With these functions, the columns to be used for the deduplication and the criteria to be applied can be defined freely. It can be determined for each column whether it should be included in the comparison or not.
If a data field is to be compared with, the following information must be entered:
- Field contents: Type of content of the data field. The selection made here should describe the contents of the data field as precisely as possible, so that the program can handle the data appropriately during the comparison. For a data field that contains a postal code, you should also select 'postal code' as field content.
- Confidence score: Threshold value for the confidence score in percent that must at least be reached for the column pair or group in question.
If several data fields contain the same field contents, they can be combined into a group. This either combines their contents for comparison or compares each data field in one group individually with each data field in the other group.
A separate threshold value can optionally be defined for the confidence score calculated for the entire record.
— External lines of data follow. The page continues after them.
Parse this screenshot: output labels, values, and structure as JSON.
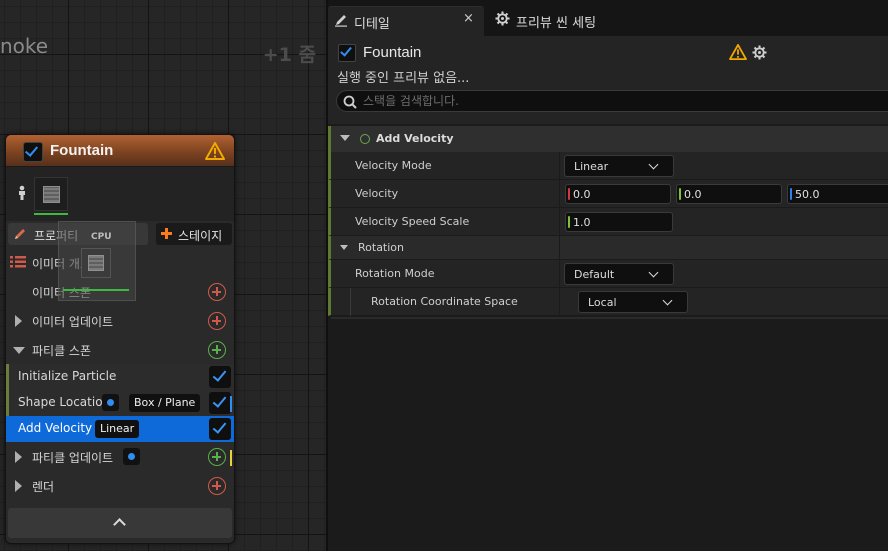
{
  "graph": {
    "title_partial": "noke",
    "zoom_label": "+1 줌"
  },
  "emitter_node": {
    "title": "Fountain",
    "enabled": true,
    "tab_properties": "프로퍼티",
    "tab_stage": "스테이지",
    "overlay_label": "CPU",
    "rows": {
      "emitter_summary": "이미터 개요",
      "emitter_spawn": "이미터 스폰",
      "emitter_update": "이미터 업데이트",
      "particle_spawn": "파티클 스폰",
      "particle_update": "파티클 업데이트",
      "render": "렌더"
    },
    "modules": [
      {
        "label": "Initialize Particle",
        "checked": true
      },
      {
        "label": "Shape Location",
        "value": "Box / Plane",
        "checked": true
      },
      {
        "label": "Add Velocity",
        "value": "Linear",
        "checked": true,
        "selected": true
      }
    ]
  },
  "details_panel": {
    "tab_details": "디테일",
    "tab_close": "×",
    "tab_preview": "프리뷰 씬 세팅",
    "title": "Fountain",
    "subtitle": "실행 중인 프리뷰 없음...",
    "search_placeholder": "스택을 검색합니다.",
    "section": "Add Velocity",
    "properties": {
      "velocity_mode": {
        "name": "Velocity Mode",
        "value": "Linear"
      },
      "velocity": {
        "name": "Velocity",
        "x": "0.0",
        "y": "0.0",
        "z": "50.0"
      },
      "velocity_speed_scale": {
        "name": "Velocity Speed Scale",
        "value": "1.0"
      }
    },
    "rotation": {
      "category": "Rotation",
      "mode": {
        "name": "Rotation Mode",
        "value": "Default"
      },
      "coordinate_space": {
        "name": "Rotation Coordinate Space",
        "value": "Local"
      }
    }
  },
  "colors": {
    "accent_blue": "#0e6ad8",
    "warning": "#f2a900",
    "axis_x": "#d23b3b",
    "axis_y": "#7ec23a",
    "axis_z": "#2f7ff0"
  }
}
In addition, the following options can be used if required:
- Multiple matching definitions: This allows you to define several different comparison criteria that are then processed one after the other. These could be, for example, the telephone number, the email address and the postal address, similar to the All-in-One Deduplication.
- Weighting: By reducing the weight of less important data fields, the confidence score calculated for the entire record can be minimised.
- Skip record if data field is empty: This allows you to exclude incomplete data records from the comparison.
- Condition which may not apply: In this case, the threshold value for the confidence score must not be exceeded but undershot to lead to a hit. For example, data records can be determined in which the first name matches, but not the personal form of address. Or it could be ensured that when comparing two tables, two data records are not compared if their ID is identical.
Since the criteria for the comparisons with this function can be selected freely, a wide variety of applications are conceivable: Thus, deduplication can be made using birth dates, banking accounts or credit card numbers. But deduplications could also be made between tables that contain information other than address data, such as the item description, book title or a comment.